African Martial Arts That We Bet You Have Not Heard Of

When people are asked to think about martial arts, they undoubtedly think of Asia. However, there are many varieties in Africa too.

When people are asked to think about martial arts, they more than likely think back to a Bruce Lee or Jackie Chan film that they watched in the past. When you watch films with a martial arts theme, it does seem that Asia has a hold on this particular market with disciplines such as karate, aikido, taekwondo, and kung fu. Some people might think of Krav Maga or bare-knuckle boxing in Europe, but we bet the majority will not think about African martial arts. Below we will have a look at African martial arts that not many people know about, but should.


This style was developed by the Hausa people of Nigeria, and it has gone on to become the most popular style of fighting in the north of Africa. It is a very brutal fighting style, with each fight taking place in a sandpit. Before the fight begins, each fighter rubs a magic herb into any cuts as they believe that they will increase their strength. They then have rope wrapped around whichever hand is dominant, and then the fighters enter the ring and attack any part of their opponent’s body that they can. Fighters can use their legs, arms, and head to inflict damage.

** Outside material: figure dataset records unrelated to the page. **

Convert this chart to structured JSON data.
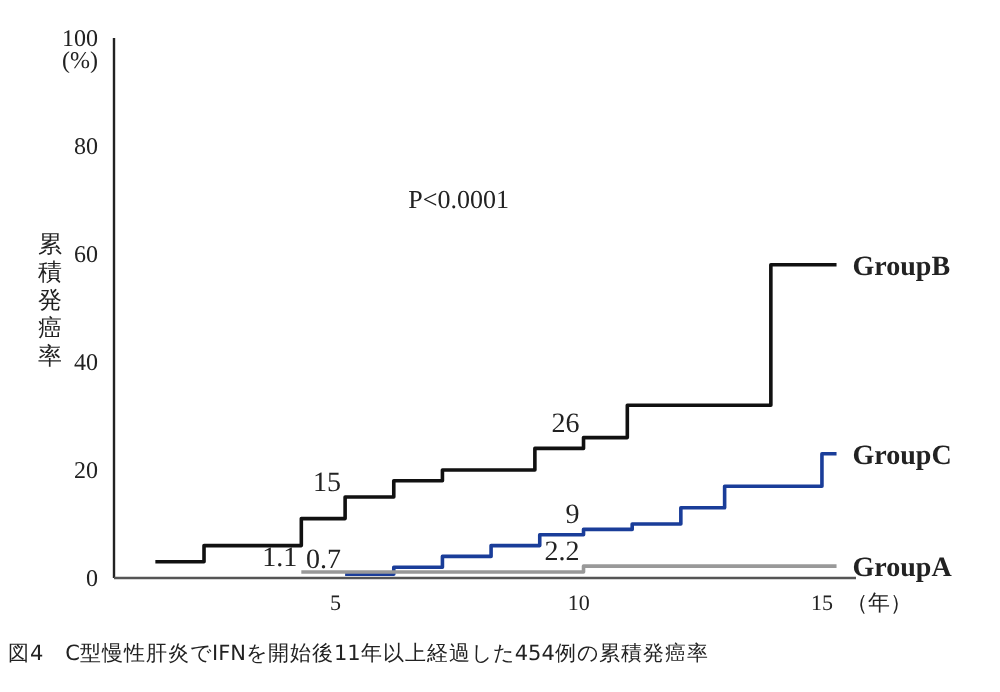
{
  "chart_data": {
    "type": "step",
    "title": "図4　C型慢性肝炎でIFNを開始後11年以上経過した454例の累積発癌率",
    "ylabel": "累積発癌率",
    "xlabel": "（年）",
    "xlim": [
      0.45,
      15.7
    ],
    "xticks": [
      5,
      10,
      15
    ],
    "ylim": [
      0,
      100
    ],
    "yticks": [
      0,
      20,
      40,
      60,
      80,
      {
        "value": 100,
        "label": "100"
      }
    ],
    "grid": false,
    "legend": false,
    "marker": "none",
    "line_style": "solid",
    "annotations": [
      "(%)",
      "P<0.0001",
      {
        "text": "15",
        "x": 5.2,
        "y": 15
      },
      {
        "text": "26",
        "x": 10.1,
        "y": 26
      },
      {
        "text": "9",
        "x": 10.1,
        "y": 9
      },
      {
        "text": "1.1",
        "x": 4.3,
        "y": 1.1
      },
      {
        "text": "0.7",
        "x": 5.2,
        "y": 0.7
      },
      {
        "text": "2.2",
        "x": 10.1,
        "y": 2.2
      }
    ],
    "series": [
      {
        "name": "GroupB",
        "color": "#111111",
        "x": [
          1.3,
          2.3,
          4.3,
          5.2,
          6.2,
          7.2,
          9.1,
          10.1,
          11.0,
          13.95,
          15.3
        ],
        "values": [
          3,
          6,
          11,
          15,
          18,
          20,
          24,
          26,
          32,
          58,
          58
        ]
      },
      {
        "name": "GroupC",
        "color": "#1a3d99",
        "x": [
          5.2,
          6.2,
          7.2,
          8.2,
          9.2,
          10.1,
          11.1,
          12.1,
          13.0,
          15.0,
          15.3
        ],
        "values": [
          0.7,
          2,
          4,
          6,
          8,
          9,
          10,
          13,
          17,
          23,
          23
        ]
      },
      {
        "name": "GroupA",
        "color": "#999999",
        "x": [
          4.3,
          10.1,
          15.3
        ],
        "values": [
          1.1,
          2.2,
          2.2
        ]
      }
    ]
  }
}
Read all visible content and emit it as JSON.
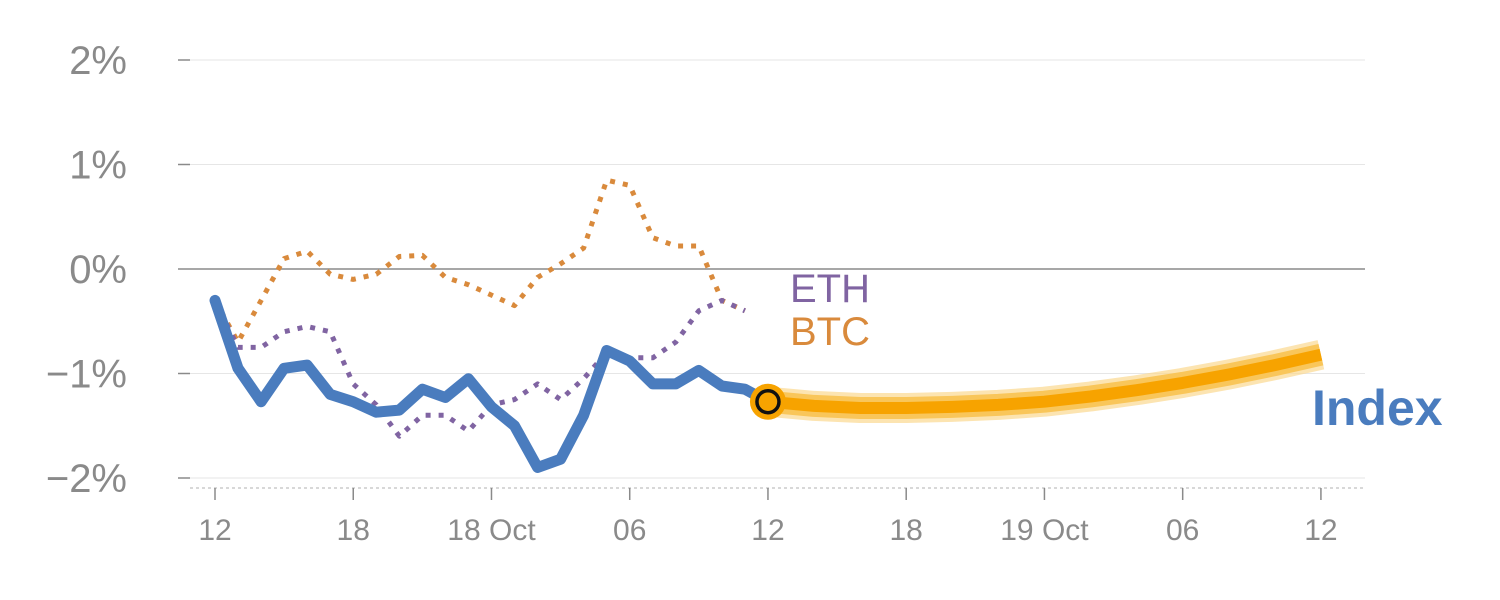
{
  "chart_data": {
    "type": "line",
    "x_ticks": [
      "12",
      "18",
      "18 Oct",
      "06",
      "12",
      "18",
      "19 Oct",
      "06",
      "12"
    ],
    "y_ticks": [
      "2%",
      "1%",
      "0%",
      "−1%",
      "−2%"
    ],
    "ylim": [
      -2,
      2
    ],
    "grid": true,
    "series": [
      {
        "name": "BTC",
        "style": "dotted",
        "color": "#d98a3c",
        "x": [
          0,
          1,
          2,
          3,
          4,
          5,
          6,
          7,
          8,
          9,
          10,
          11,
          12,
          13,
          14,
          15,
          16,
          17,
          18,
          19,
          20,
          21,
          22,
          23
        ],
        "y": [
          -0.3,
          -0.7,
          -0.3,
          0.1,
          0.17,
          -0.05,
          -0.1,
          -0.05,
          0.12,
          0.13,
          -0.08,
          -0.15,
          -0.25,
          -0.35,
          -0.08,
          0.05,
          0.2,
          0.85,
          0.8,
          0.3,
          0.22,
          0.22,
          -0.3,
          -0.4
        ]
      },
      {
        "name": "ETH",
        "style": "dotted",
        "color": "#8064a2",
        "x": [
          0,
          1,
          2,
          3,
          4,
          5,
          6,
          7,
          8,
          9,
          10,
          11,
          12,
          13,
          14,
          15,
          16,
          17,
          18,
          19,
          20,
          21,
          22,
          23
        ],
        "y": [
          -0.3,
          -0.75,
          -0.75,
          -0.6,
          -0.55,
          -0.6,
          -1.1,
          -1.3,
          -1.6,
          -1.4,
          -1.4,
          -1.55,
          -1.3,
          -1.25,
          -1.1,
          -1.25,
          -1.05,
          -0.8,
          -0.85,
          -0.85,
          -0.7,
          -0.4,
          -0.3,
          -0.4
        ]
      },
      {
        "name": "Index",
        "style": "solid",
        "color": "#4a7cbe",
        "x": [
          0,
          1,
          2,
          3,
          4,
          5,
          6,
          7,
          8,
          9,
          10,
          11,
          12,
          13,
          14,
          15,
          16,
          17,
          18,
          19,
          20,
          21,
          22,
          23,
          24
        ],
        "y": [
          -0.3,
          -0.95,
          -1.27,
          -0.95,
          -0.92,
          -1.2,
          -1.27,
          -1.37,
          -1.35,
          -1.15,
          -1.23,
          -1.05,
          -1.32,
          -1.5,
          -1.9,
          -1.82,
          -1.4,
          -0.78,
          -0.88,
          -1.1,
          -1.1,
          -0.97,
          -1.12,
          -1.15,
          -1.27
        ]
      },
      {
        "name": "Index forecast",
        "style": "band",
        "color": "#f7a300",
        "x": [
          24,
          26,
          28,
          30,
          32,
          34,
          36,
          38,
          40,
          42,
          44,
          46,
          48
        ],
        "y": [
          -1.27,
          -1.31,
          -1.33,
          -1.33,
          -1.32,
          -1.3,
          -1.27,
          -1.22,
          -1.16,
          -1.09,
          -1.01,
          -0.92,
          -0.82
        ]
      }
    ],
    "annotations": {
      "eth_label": "ETH",
      "btc_label": "BTC",
      "index_label": "Index"
    },
    "current_point": {
      "x": 24,
      "y": -1.27
    }
  }
}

This is a type of wrestling that was developed in Senegal in the west of Africa. This sport was originally a hobby for farmers and fishermen that were swapping goods. However, it has evolved since then, and it has become an anticipated event with sponsors. Before a fight starts, a powder is sprinkled in the ring as it is believed that it wards of black magic, and then the fighters jump into a bath of liquid to repel negative energy. The fighters then step into the ring and grapple and punch each other until someone wins. The loser needs to offer the winner a gift as a sign of good sportsmanship.

Zulu Stick Fighting

This type of fighting is a style that is exclusive to the Bantu people of South Africa. They use it in ceremonies, battles, for self-defense, and for entertainment. When it is being used for entertainment purposes, the fighters do not aim for their opponent’s head when the sparring starts. However, when used in battle, there are no restrictions and the fighters are allowed to do whatever they like.

Other Types of African Fighting Styles

There are many other kinds of African martial arts that you can find throughout Africa, and we shall take a brief look at some of them now.

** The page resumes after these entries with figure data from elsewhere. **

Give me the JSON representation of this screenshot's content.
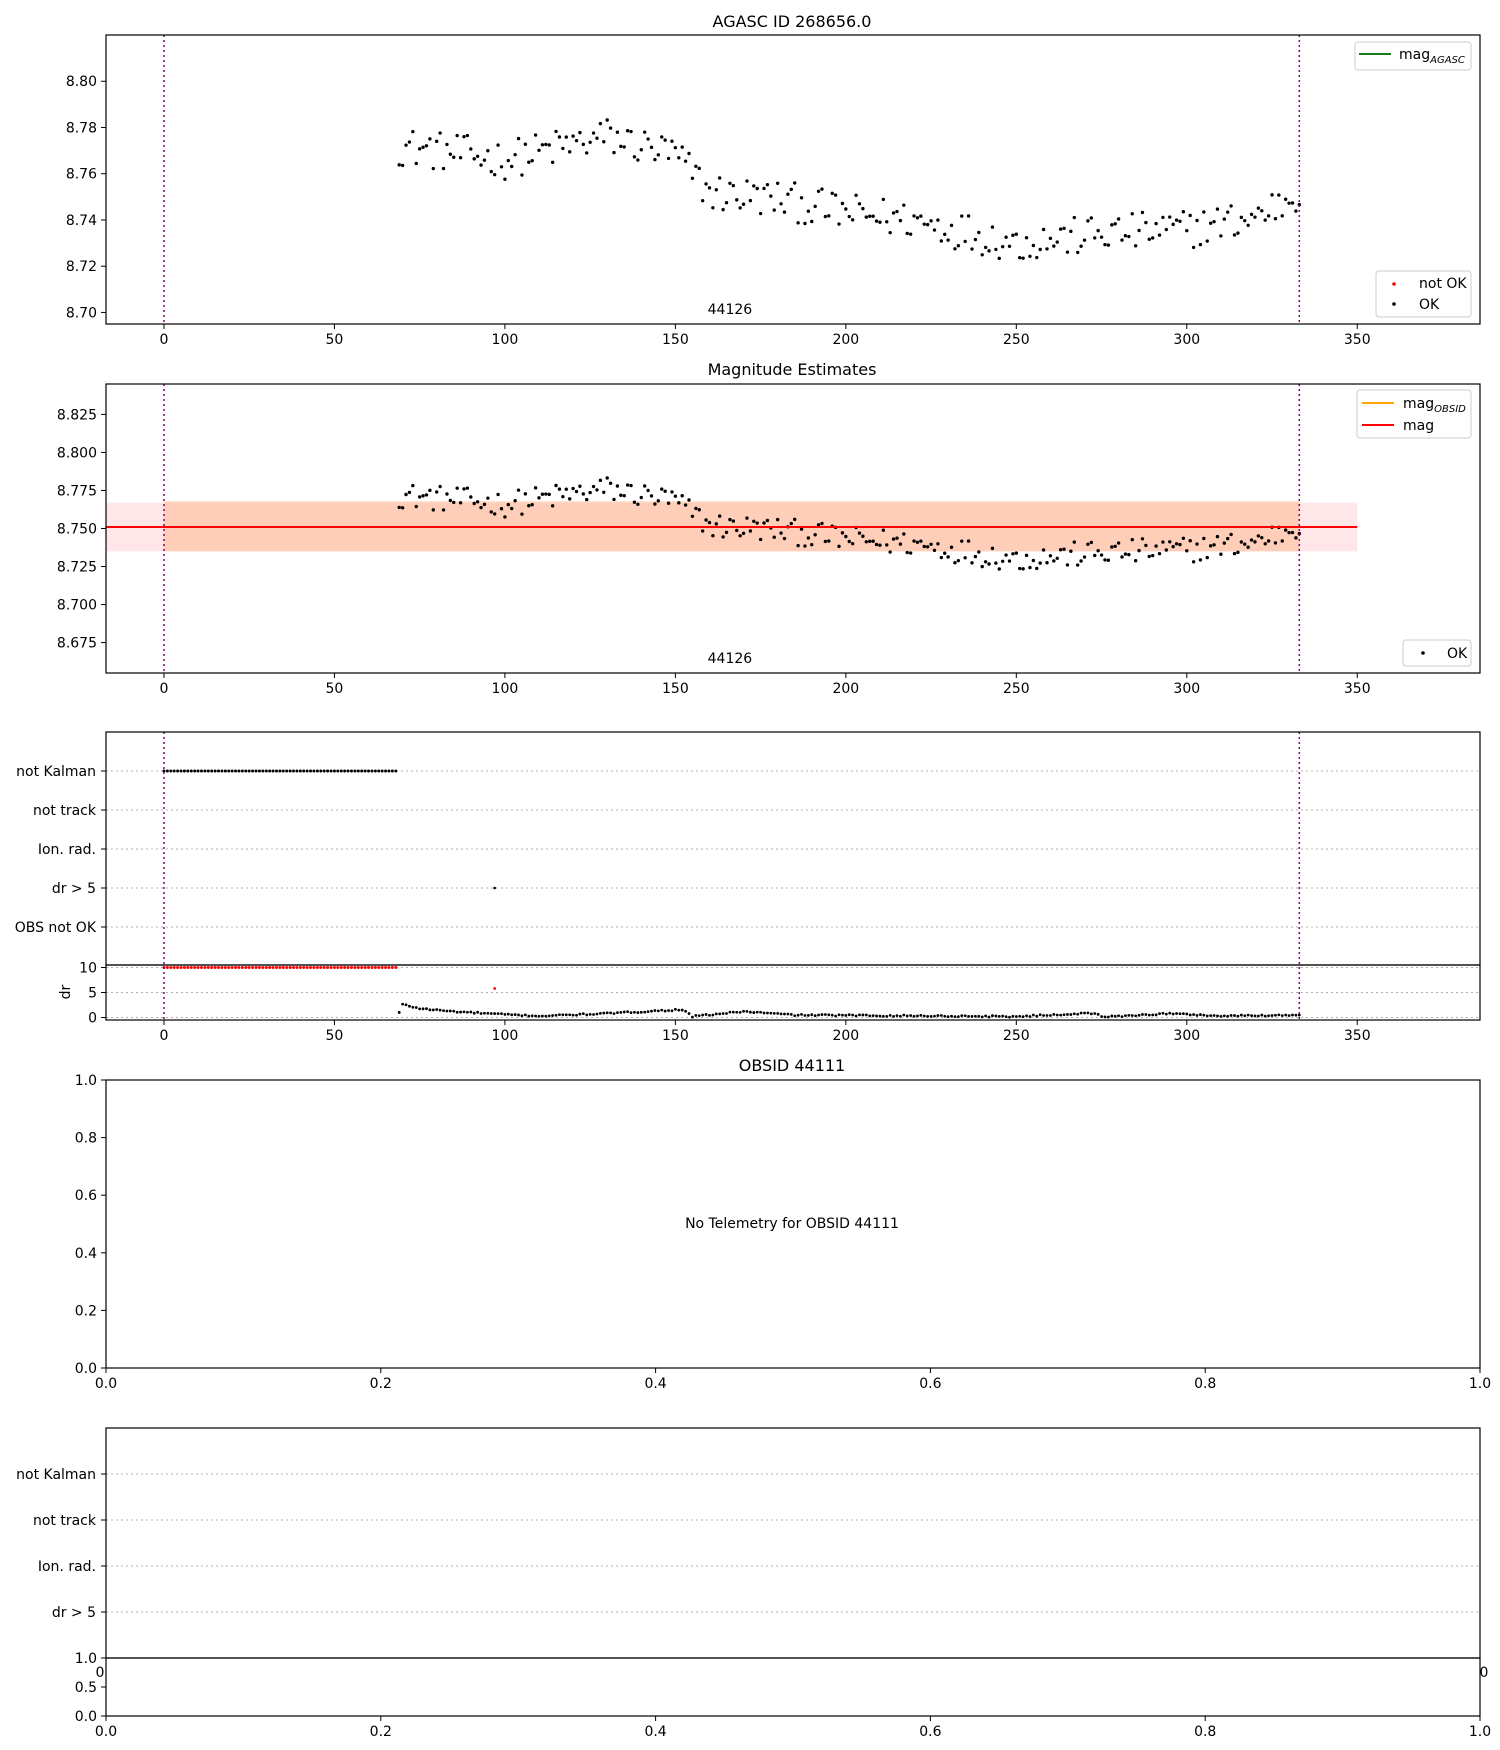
{
  "chart_data": [
    {
      "type": "scatter",
      "title": "AGASC ID 268656.0",
      "xlim": [
        -17,
        386
      ],
      "ylim": [
        8.695,
        8.82
      ],
      "xticks": [
        0,
        50,
        100,
        150,
        200,
        250,
        300,
        350
      ],
      "yticks": [
        8.7,
        8.72,
        8.74,
        8.76,
        8.78,
        8.8
      ],
      "ytick_decimals": 2,
      "vlines": [
        0,
        333
      ],
      "annotation": {
        "text": "44126",
        "x": 166
      },
      "legend_lines": [
        {
          "label": "mag",
          "sub": "AGASC",
          "color": "#1a7a1a"
        }
      ],
      "legend_points": [
        {
          "label": "not OK",
          "color": "#ff0000"
        },
        {
          "label": "OK",
          "color": "#000000"
        }
      ],
      "series": [
        {
          "name": "OK",
          "color": "#000000",
          "x_start": 69,
          "x_end": 333,
          "anchors": [
            [
              69,
              8.772
            ],
            [
              100,
              8.766
            ],
            [
              130,
              8.776
            ],
            [
              150,
              8.768
            ],
            [
              160,
              8.752
            ],
            [
              180,
              8.749
            ],
            [
              200,
              8.743
            ],
            [
              220,
              8.74
            ],
            [
              250,
              8.73
            ],
            [
              275,
              8.734
            ],
            [
              300,
              8.736
            ],
            [
              320,
              8.741
            ],
            [
              333,
              8.752
            ]
          ],
          "noise": 0.0085
        }
      ]
    },
    {
      "type": "scatter",
      "title": "Magnitude Estimates",
      "xlim": [
        -17,
        386
      ],
      "ylim": [
        8.655,
        8.845
      ],
      "xticks": [
        0,
        50,
        100,
        150,
        200,
        250,
        300,
        350
      ],
      "yticks": [
        8.675,
        8.7,
        8.725,
        8.75,
        8.775,
        8.8,
        8.825
      ],
      "ytick_decimals": 3,
      "vlines": [
        0,
        333
      ],
      "annotation": {
        "text": "44126",
        "x": 166
      },
      "mag": 8.751,
      "mag_band": [
        8.735,
        8.767
      ],
      "mag_band_x": [
        -17,
        350
      ],
      "obsid_band": [
        8.735,
        8.768
      ],
      "obsid_band_x": [
        0,
        333
      ],
      "legend_lines": [
        {
          "label": "mag",
          "sub": "OBSID",
          "color": "#ffa500"
        },
        {
          "label": "mag",
          "sub": "",
          "color": "#ff0000"
        }
      ],
      "legend_points": [
        {
          "label": "OK",
          "color": "#000000"
        }
      ],
      "series": [
        {
          "name": "OK",
          "color": "#000000",
          "x_start": 69,
          "x_end": 333,
          "anchors": [
            [
              69,
              8.772
            ],
            [
              100,
              8.766
            ],
            [
              130,
              8.776
            ],
            [
              150,
              8.768
            ],
            [
              160,
              8.752
            ],
            [
              180,
              8.749
            ],
            [
              200,
              8.743
            ],
            [
              220,
              8.74
            ],
            [
              250,
              8.73
            ],
            [
              275,
              8.734
            ],
            [
              300,
              8.736
            ],
            [
              320,
              8.741
            ],
            [
              333,
              8.752
            ]
          ],
          "noise": 0.0085
        }
      ]
    },
    {
      "type": "scatter",
      "title": "",
      "xlim": [
        -17,
        386
      ],
      "categories": [
        "not Kalman",
        "not track",
        "Ion. rad.",
        "dr > 5",
        "OBS not OK"
      ],
      "not_kalman_x": [
        0,
        68
      ],
      "dr5_x": [
        97
      ],
      "sub": {
        "ylabel": "dr",
        "ylim": [
          -0.5,
          10.5
        ],
        "yticks": [
          0,
          5,
          10
        ],
        "xticks": [
          0,
          50,
          100,
          150,
          200,
          250,
          300,
          350
        ],
        "red_x": [
          0,
          68
        ],
        "red_value": 10,
        "red_extra": [
          97,
          5.8
        ],
        "black_anchors": [
          [
            69,
            1.0
          ],
          [
            70,
            2.6
          ],
          [
            75,
            1.8
          ],
          [
            85,
            1.2
          ],
          [
            100,
            0.6
          ],
          [
            110,
            0.3
          ],
          [
            130,
            0.8
          ],
          [
            152,
            1.6
          ],
          [
            155,
            0.2
          ],
          [
            170,
            1.2
          ],
          [
            185,
            0.5
          ],
          [
            250,
            0.2
          ],
          [
            273,
            0.9
          ],
          [
            275,
            0.1
          ],
          [
            295,
            0.8
          ],
          [
            310,
            0.3
          ],
          [
            333,
            0.5
          ]
        ]
      },
      "vlines": [
        0,
        333
      ]
    },
    {
      "type": "scatter",
      "title": "OBSID 44111",
      "message": "No Telemetry for OBSID 44111",
      "xlim": [
        0,
        1
      ],
      "ylim": [
        0,
        1
      ],
      "xticks": [
        0.0,
        0.2,
        0.4,
        0.6,
        0.8,
        1.0
      ],
      "yticks": [
        0.0,
        0.2,
        0.4,
        0.6,
        0.8,
        1.0
      ]
    },
    {
      "type": "scatter",
      "title": "",
      "categories": [
        "not Kalman",
        "not track",
        "Ion. rad.",
        "dr > 5"
      ],
      "partial_xtick_labels": [
        "0",
        "0"
      ],
      "sub": {
        "ylim": [
          0,
          1
        ],
        "yticks": [
          0.0,
          0.5,
          1.0
        ],
        "xticks": [
          0.0,
          0.2,
          0.4,
          0.6,
          0.8,
          1.0
        ]
      }
    }
  ]
}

Istunka: This type of fighting also makes use of sticks and comes from Somalia. It used to be very popular thanks to its use of armour and lethal weapons.

Tahtib: This fighting style comes from Egypt and also uses sticks. It was traditionally used by Egyptian soldiers that were training in wrestling and archery.

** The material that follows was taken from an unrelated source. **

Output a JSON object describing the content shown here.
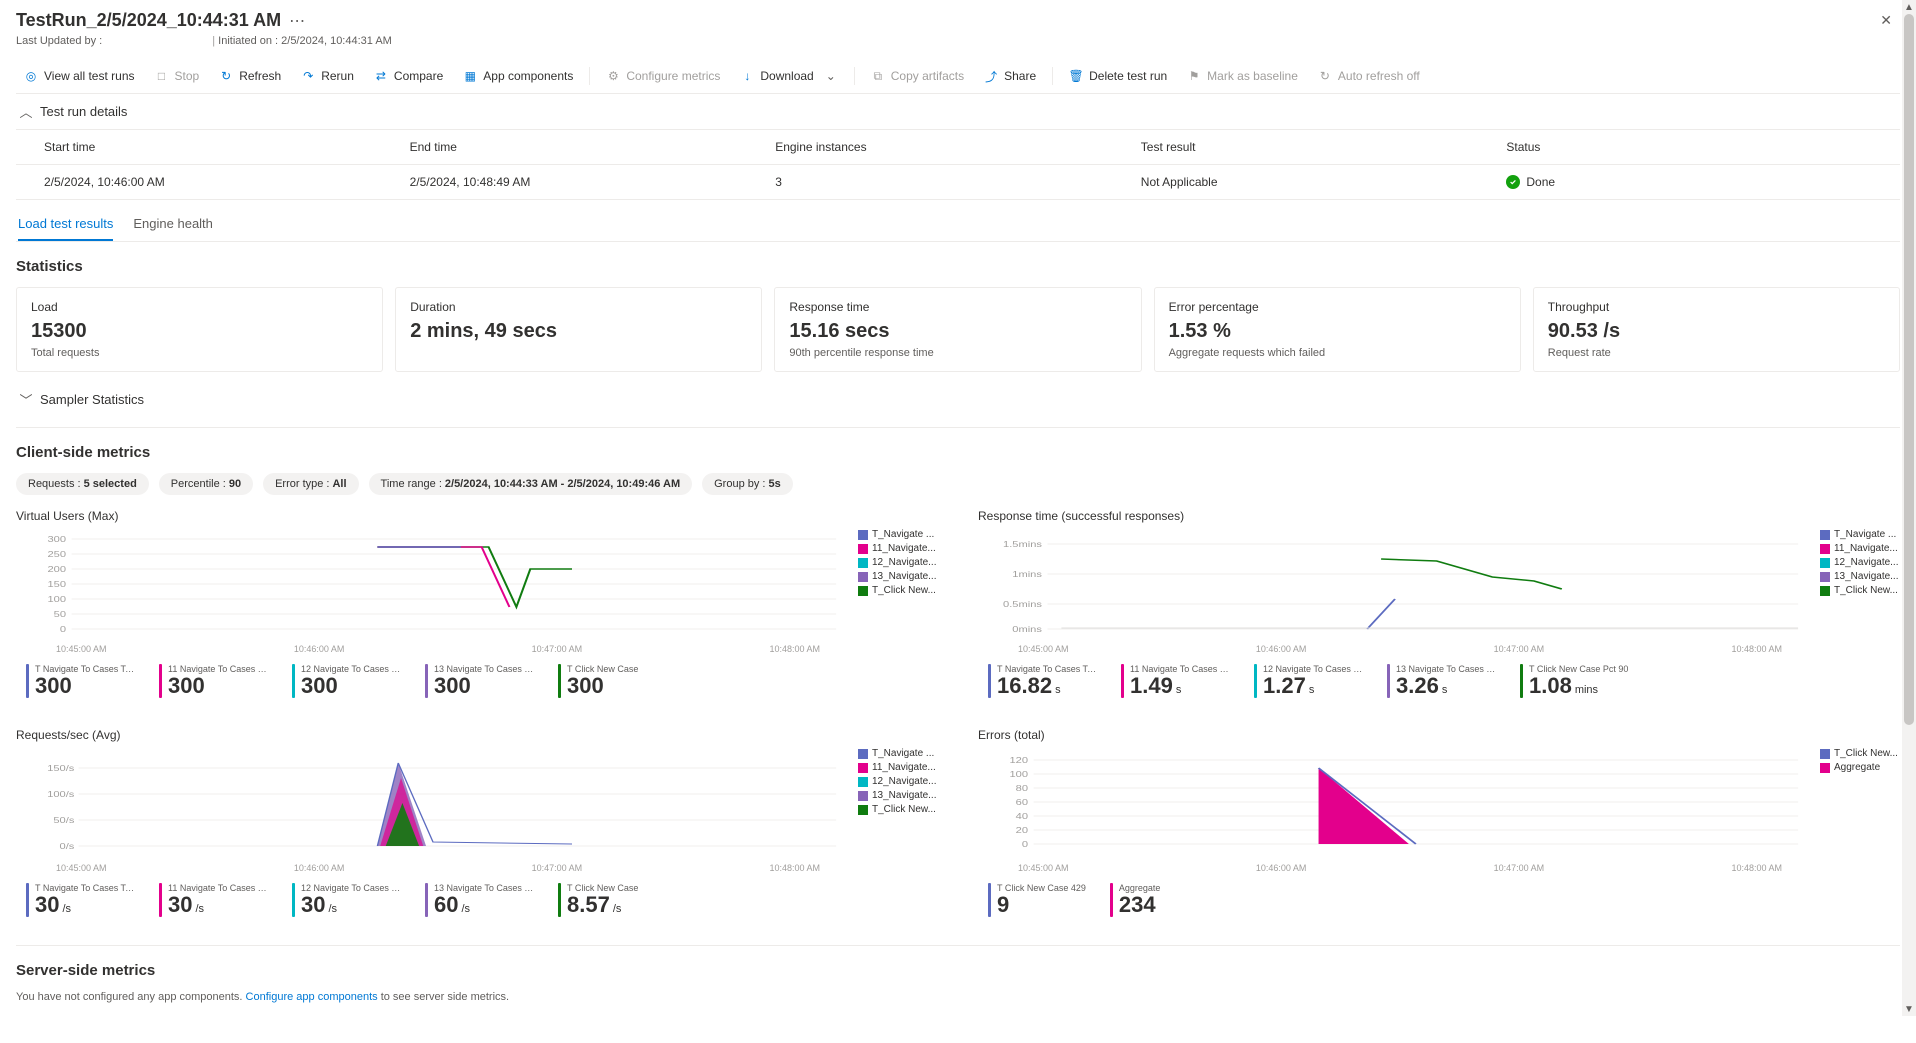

Sudanese Wrestling: You do not need to be a genius to figure out where this fighting style originated from. Some people also call it Nuba wrestling, and it often takes place when farming festivals are happening. The fights are often community events that are passed down by previous winners.

Musangwe: This is a ruthless and brutal fighting style that is popular across the African continent. The aim in this sport is to be the first one to draw blood as this is when the fight will end. The fighters do not wear gloves and they can use whatever means possible to draw some blood or make their opponents surrender.

The Evolution of Martial Arts

Most martial arts have their origins in ancient times, but the majority have evolved in a way to fit the demands of the modern world. Dambe along with the other African martial arts that we just spoke about above might not be as popular as those from Asia, but the styles and techniques that you make use of can still help you to become a better martial artist. Even extremely popular types of martial arts such as karate, and Muay Thai were unknown at some stage. Therefore, maybe in the future you can practice some Laamb or Dambe in a school near you.